Anyways, I have to admit that I am quite picky when it comes to the people I see, males, females, shemales, does not matter, I have my standards biggrin hehe. And then my ex comes back and tells me that it doesnt matter what I told her, she still wants me. So I told her that we can try dating again and see how that goes. And now I have 2 arrangements with 2 females, my ex who I am dating atm and another who agreed to try a friends with benefits relationship. I guess things are working out so far but it looks like my ex is wanting an exclusive thing and I have to keep reminding her that we are just dating. Although I have to admit if only I could get her to open up more and try new things. But I guess that just comes with time.
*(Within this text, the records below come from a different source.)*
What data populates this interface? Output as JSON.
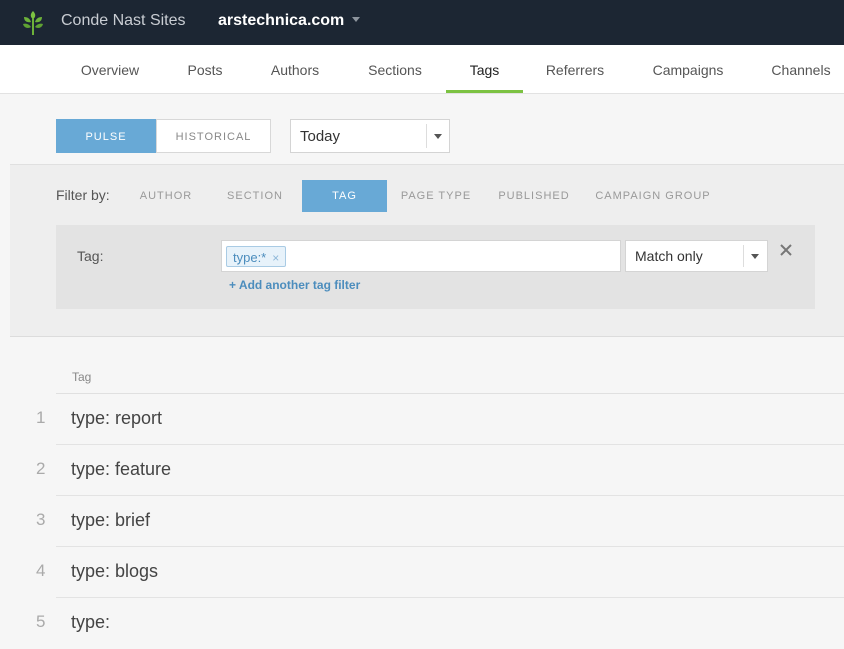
{
  "header": {
    "org_name": "Conde Nast Sites",
    "site_name": "arstechnica.com",
    "logo_icon": "parsley-leaf-icon",
    "brand_color": "#7cc242"
  },
  "nav": {
    "tabs": [
      {
        "label": "Overview"
      },
      {
        "label": "Posts"
      },
      {
        "label": "Authors"
      },
      {
        "label": "Sections"
      },
      {
        "label": "Tags",
        "active": true
      },
      {
        "label": "Referrers"
      },
      {
        "label": "Campaigns"
      },
      {
        "label": "Channels"
      }
    ]
  },
  "mode": {
    "pulse_label": "PULSE",
    "historical_label": "HISTORICAL",
    "active": "PULSE"
  },
  "date_select": {
    "value": "Today"
  },
  "filter": {
    "label": "Filter by:",
    "options": [
      {
        "label": "AUTHOR"
      },
      {
        "label": "SECTION"
      },
      {
        "label": "TAG",
        "active": true
      },
      {
        "label": "PAGE TYPE"
      },
      {
        "label": "PUBLISHED"
      },
      {
        "label": "CAMPAIGN GROUP"
      }
    ],
    "tag_row": {
      "label": "Tag:",
      "chip_value": "type:*",
      "chip_remove": "×",
      "add_link": "+ Add another tag filter",
      "match_value": "Match only"
    }
  },
  "table": {
    "header": "Tag",
    "rows": [
      {
        "rank": "1",
        "tag": "type: report"
      },
      {
        "rank": "2",
        "tag": "type: feature"
      },
      {
        "rank": "3",
        "tag": "type: brief"
      },
      {
        "rank": "4",
        "tag": "type: blogs"
      },
      {
        "rank": "5",
        "tag": "type:"
      }
    ]
  },
  "colors": {
    "topbar": "#1c2633",
    "accent_blue": "#68a9d6",
    "active_tab_underline": "#7cc242"
  }
}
So, here I am, just trying to live my life without drama or stress and seem to be doing a good job of it. I quit smoking and drinking since I had 3 blackouts since i moved here, use to live in another time and place where I did many stupid, bad things. Basically, I was not sober for about 6 years puke including many substances that should have killed me but just made me crazy lol. All well, live and learn and I learned I better clean up and leave before I get myself and others killed. skull I turned my back on all my so-called friends (gang-bangers actually) and left my home to start fresh in a new town. So did not expect where I ended up at but hey it works. Got a damn good job, easiest I ever had for the amount of money I am getting paid, got actual real friends that dont care about the past or drama and will help u when needed and living on my own for the first time in a very long, bumpy time. So far so good, hope it keeps going for a very long time. I will try to keep everyone updated as time goes by, but unfortantly I am kinda slow at these kind of things hehe, Life included.